We may also collect:

• Personal identification information (name, email address, etc.)
• Device information (browser type, IP address, etc.)
• Usage data (features accessed, time spent on the extension, etc.)

How We Use Collected Information

We use collected information for the following purposes:

• To provide and improve our services
• To personalize user experience
• To process transactions
• To send periodic emails (with your consent)
• To comply with legal obligations

Use of PHI

Any PHI we collect or process is used solely for the purposes disclosed in this Privacy Policy and as permitted by HIPAA. We will not use or disclose PHI for marketing purposes without your explicit authorization.

Data Security

We implement a variety of security measures to maintain the safety of your personal information and PHI, including:

• Encryption of transmitted data
• Secure servers and networks
• Access controls and authentication
• Regular security assessments
• Employee training on privacy and security

Business Associate Agreements

When applicable, we enter into Business Associate Agreements (BAAs) with covered entities as required by HIPAA. These agreements establish our obligations regarding the use and safeguarding of PHI.

Data Retention

We retain PHI only for as long as necessary to fulfill the purposes for which it was collected, or as required by applicable laws and regulations.

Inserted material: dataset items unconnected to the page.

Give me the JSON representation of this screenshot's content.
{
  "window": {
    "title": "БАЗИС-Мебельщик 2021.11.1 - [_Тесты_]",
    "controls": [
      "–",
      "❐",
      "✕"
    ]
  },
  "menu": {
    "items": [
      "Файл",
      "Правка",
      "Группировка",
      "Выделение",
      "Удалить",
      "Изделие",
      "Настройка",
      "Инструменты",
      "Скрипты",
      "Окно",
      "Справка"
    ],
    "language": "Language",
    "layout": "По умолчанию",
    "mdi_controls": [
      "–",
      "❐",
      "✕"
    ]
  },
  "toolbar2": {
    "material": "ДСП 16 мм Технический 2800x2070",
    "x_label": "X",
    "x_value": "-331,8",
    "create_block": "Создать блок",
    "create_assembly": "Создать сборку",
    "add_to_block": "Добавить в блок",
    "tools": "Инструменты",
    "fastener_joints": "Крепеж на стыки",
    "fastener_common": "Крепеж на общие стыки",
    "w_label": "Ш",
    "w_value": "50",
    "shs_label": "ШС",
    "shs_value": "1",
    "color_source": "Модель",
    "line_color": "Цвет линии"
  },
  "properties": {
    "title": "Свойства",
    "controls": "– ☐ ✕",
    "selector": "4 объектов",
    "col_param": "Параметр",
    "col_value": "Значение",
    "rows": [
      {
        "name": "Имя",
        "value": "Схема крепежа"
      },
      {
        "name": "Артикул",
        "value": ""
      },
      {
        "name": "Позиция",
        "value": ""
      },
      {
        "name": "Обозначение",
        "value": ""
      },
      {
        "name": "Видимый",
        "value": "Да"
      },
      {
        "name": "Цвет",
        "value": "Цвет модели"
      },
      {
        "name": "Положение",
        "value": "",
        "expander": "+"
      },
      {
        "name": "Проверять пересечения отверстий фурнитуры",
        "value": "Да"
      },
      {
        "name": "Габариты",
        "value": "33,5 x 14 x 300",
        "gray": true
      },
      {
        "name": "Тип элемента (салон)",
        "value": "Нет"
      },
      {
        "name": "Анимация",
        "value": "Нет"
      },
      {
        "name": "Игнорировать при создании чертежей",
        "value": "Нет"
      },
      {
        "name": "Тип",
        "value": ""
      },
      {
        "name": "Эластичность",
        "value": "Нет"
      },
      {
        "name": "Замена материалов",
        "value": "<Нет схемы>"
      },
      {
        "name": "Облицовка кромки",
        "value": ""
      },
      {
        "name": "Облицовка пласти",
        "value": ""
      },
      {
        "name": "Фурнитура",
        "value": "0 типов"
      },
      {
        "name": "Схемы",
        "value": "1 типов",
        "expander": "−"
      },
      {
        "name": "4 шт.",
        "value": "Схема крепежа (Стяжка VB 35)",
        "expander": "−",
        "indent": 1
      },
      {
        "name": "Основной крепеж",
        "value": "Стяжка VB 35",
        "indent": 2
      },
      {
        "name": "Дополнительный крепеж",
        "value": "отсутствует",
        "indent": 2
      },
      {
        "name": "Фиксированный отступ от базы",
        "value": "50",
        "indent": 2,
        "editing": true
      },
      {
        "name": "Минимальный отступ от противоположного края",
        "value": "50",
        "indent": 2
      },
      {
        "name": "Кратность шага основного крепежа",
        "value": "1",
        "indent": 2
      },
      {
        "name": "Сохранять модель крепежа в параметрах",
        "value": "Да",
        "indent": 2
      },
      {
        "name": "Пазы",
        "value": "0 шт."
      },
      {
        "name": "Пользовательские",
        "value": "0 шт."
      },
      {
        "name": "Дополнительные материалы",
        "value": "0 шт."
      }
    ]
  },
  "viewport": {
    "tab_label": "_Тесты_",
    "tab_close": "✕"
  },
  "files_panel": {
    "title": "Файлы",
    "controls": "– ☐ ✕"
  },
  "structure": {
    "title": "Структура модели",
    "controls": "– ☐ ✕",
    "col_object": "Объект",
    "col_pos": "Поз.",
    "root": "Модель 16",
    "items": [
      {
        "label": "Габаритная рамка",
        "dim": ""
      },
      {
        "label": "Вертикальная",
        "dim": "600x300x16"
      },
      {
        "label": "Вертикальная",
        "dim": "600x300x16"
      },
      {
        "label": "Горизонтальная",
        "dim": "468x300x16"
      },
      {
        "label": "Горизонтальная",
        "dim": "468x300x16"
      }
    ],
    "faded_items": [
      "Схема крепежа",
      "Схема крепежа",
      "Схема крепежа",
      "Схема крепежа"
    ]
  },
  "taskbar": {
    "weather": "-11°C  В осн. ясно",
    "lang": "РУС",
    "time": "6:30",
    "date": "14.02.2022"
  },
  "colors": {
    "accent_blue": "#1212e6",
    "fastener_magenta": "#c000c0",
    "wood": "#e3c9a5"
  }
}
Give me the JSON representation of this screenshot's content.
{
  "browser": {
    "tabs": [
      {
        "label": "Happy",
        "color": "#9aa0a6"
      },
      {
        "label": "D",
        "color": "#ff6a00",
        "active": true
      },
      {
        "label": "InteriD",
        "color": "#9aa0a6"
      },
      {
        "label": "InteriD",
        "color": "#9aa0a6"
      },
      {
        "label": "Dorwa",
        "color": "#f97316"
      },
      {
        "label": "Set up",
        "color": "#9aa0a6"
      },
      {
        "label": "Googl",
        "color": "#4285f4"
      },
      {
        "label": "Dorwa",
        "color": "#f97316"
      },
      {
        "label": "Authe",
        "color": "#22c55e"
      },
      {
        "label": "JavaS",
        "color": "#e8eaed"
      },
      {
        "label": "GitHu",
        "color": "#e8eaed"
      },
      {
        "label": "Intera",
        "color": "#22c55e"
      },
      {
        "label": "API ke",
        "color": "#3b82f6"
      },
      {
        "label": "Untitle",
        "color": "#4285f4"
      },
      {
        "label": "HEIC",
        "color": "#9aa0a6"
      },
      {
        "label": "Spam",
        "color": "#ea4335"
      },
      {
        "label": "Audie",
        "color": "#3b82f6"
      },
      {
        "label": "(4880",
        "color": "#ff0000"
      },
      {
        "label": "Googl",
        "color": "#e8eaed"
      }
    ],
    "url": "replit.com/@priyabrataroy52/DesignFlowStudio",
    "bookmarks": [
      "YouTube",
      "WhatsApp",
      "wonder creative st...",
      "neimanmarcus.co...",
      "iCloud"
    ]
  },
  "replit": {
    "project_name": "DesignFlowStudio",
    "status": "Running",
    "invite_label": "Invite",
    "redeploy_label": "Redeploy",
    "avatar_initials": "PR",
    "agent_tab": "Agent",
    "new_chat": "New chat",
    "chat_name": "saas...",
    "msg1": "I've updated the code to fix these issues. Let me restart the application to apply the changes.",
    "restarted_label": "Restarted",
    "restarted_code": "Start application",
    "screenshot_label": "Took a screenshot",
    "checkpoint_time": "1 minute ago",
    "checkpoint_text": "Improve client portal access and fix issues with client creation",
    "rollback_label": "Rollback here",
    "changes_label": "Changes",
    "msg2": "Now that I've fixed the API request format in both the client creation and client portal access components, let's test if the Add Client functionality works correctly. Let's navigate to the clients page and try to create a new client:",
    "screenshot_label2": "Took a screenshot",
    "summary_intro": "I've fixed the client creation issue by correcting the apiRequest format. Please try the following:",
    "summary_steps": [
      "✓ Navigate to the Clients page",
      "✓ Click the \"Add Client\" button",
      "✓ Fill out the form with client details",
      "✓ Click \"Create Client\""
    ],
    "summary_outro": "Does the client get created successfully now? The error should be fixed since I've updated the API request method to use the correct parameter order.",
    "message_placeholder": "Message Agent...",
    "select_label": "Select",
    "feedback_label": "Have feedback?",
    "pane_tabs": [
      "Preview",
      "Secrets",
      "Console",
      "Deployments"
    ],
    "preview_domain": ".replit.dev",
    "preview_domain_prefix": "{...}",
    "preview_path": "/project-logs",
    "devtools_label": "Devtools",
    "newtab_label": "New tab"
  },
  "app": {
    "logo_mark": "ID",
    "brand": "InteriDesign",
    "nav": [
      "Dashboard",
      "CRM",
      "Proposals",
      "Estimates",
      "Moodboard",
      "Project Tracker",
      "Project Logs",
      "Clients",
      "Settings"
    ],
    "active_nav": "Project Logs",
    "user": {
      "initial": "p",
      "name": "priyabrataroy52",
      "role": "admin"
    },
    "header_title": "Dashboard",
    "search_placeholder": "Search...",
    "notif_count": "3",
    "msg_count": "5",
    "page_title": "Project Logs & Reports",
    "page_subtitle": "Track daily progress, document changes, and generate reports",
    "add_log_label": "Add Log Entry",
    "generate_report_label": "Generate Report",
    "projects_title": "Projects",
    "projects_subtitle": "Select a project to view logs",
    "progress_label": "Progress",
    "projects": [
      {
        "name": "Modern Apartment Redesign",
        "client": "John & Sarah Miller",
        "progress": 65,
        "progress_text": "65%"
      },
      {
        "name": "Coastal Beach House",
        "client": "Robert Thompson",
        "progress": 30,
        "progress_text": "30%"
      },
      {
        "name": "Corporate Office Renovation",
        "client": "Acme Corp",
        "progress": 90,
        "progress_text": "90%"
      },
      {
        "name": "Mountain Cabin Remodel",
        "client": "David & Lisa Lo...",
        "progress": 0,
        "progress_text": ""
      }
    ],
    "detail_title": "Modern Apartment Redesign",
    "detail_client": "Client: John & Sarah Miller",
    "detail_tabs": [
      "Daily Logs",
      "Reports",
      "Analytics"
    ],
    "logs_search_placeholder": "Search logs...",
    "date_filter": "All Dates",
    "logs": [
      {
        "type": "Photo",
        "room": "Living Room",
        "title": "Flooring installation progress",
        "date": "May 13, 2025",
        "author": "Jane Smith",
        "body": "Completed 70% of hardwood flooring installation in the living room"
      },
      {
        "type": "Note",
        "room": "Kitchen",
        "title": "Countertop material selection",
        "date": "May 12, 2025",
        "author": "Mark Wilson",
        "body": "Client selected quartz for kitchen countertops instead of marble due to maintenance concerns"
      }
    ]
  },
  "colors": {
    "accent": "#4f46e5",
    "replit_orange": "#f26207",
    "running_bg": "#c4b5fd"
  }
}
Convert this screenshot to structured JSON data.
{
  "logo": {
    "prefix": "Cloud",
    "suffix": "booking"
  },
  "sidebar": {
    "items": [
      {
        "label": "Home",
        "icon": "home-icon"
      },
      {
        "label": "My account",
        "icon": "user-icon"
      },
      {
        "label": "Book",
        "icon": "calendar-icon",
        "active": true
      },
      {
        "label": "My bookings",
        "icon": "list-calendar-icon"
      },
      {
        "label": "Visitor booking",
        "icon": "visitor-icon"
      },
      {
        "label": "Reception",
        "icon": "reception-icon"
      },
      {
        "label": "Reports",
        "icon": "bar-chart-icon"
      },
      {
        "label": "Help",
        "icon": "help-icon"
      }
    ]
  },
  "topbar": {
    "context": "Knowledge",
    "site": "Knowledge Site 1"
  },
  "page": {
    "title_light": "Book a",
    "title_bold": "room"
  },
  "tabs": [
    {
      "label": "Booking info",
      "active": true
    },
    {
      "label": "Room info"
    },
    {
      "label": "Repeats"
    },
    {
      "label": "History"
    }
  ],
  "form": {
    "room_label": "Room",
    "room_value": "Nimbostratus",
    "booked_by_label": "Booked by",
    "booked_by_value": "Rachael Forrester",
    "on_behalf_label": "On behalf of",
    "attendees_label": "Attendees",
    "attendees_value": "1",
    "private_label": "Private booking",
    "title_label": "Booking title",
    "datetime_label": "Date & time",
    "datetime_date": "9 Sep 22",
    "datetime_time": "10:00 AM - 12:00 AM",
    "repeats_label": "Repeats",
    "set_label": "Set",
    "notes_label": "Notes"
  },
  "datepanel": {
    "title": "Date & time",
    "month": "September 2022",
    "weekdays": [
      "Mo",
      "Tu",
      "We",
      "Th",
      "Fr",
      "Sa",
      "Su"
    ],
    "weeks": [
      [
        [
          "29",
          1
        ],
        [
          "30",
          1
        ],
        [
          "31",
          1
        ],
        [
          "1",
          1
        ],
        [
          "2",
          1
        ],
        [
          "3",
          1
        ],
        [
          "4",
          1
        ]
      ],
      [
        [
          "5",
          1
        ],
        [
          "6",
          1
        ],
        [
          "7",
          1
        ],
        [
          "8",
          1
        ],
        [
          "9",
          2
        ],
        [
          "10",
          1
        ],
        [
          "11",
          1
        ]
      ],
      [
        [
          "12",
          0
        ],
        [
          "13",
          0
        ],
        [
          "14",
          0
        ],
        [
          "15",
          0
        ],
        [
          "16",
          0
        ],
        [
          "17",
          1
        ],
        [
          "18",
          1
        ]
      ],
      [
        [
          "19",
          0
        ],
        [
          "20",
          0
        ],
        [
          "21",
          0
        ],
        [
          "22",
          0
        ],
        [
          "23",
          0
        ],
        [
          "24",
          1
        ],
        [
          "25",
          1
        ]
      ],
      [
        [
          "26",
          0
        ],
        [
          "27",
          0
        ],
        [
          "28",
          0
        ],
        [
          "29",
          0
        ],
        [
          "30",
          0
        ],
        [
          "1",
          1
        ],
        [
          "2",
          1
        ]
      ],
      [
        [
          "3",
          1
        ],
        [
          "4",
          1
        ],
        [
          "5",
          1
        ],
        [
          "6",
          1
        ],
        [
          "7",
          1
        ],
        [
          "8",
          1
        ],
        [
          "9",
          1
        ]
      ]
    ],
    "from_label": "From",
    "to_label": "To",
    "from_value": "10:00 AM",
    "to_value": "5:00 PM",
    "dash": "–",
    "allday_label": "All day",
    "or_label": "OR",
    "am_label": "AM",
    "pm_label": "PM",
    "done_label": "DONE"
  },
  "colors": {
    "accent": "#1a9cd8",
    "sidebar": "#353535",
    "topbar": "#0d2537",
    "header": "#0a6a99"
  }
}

We implement a data retention policy that includes secure deletion of PHI when it is no longer needed.

Your Rights

Under HIPAA, you have certain rights regarding your PHI, including:

• The right to access your PHI
• The right to request corrections to your PHI
• The right to receive an accounting of disclosures of your PHI
• The right to request restrictions on certain uses and disclosures
• The right to receive communications by alternative means or at alternative locations
• The right to file a complaint if you believe your privacy rights have been violated

To exercise these rights, please contact our Privacy Officer using the contact information provided below.

Breach Notification

In the event of a breach of unsecured PHI, we will:

• Notify affected individuals without unreasonable delay (and in no case later than 60 days following discovery)
• Provide information about the breach, steps individuals should take to protect themselves, and steps we are taking to investigate and mitigate the breach
• Notify the Secretary of Health and Human Services and, in certain cases, the media

Third-Party Disclosure

We do not sell, trade, or rent users' PHI to others. We may share generic aggregated demographic information not linked to any PHI with our business partners and trusted affiliates.
We may use third-party service providers to help us operate our business and the extension, or administer activities on our behalf. We have BAAs with these third parties that require them to protect any PHI they may access.

Changes to This Privacy Policy

We have the discretion to update this privacy policy at any time. When we do, we will revise the updated date at the top of this page. We encourage users to frequently check this page for any changes to stay informed about how we are helping to protect the personal information we collect.

Privacy Responsibilities

As a small business, the owner of Worklift, LLC is personally responsible for developing and implementing our HIPAA compliance policies and procedures, including this Privacy Policy. The owner handles all privacy-related inquiries and complaints and serves as the designated contact for privacy matters.

Contact Us

If you have any questions about this Privacy Policy, the practices of our Services, or your dealings with Worklift, please contact us at:
Worklift, LLC
Website: worklift.ai
Email: privacy@worklift.ai

Your Acceptance of These Terms

By using our Services, you signify your acceptance of this policy. If you do not agree to this policy, please do not use our Services. Your continued use of the Services following the posting of changes to this policy will be deemed your acceptance of those changes.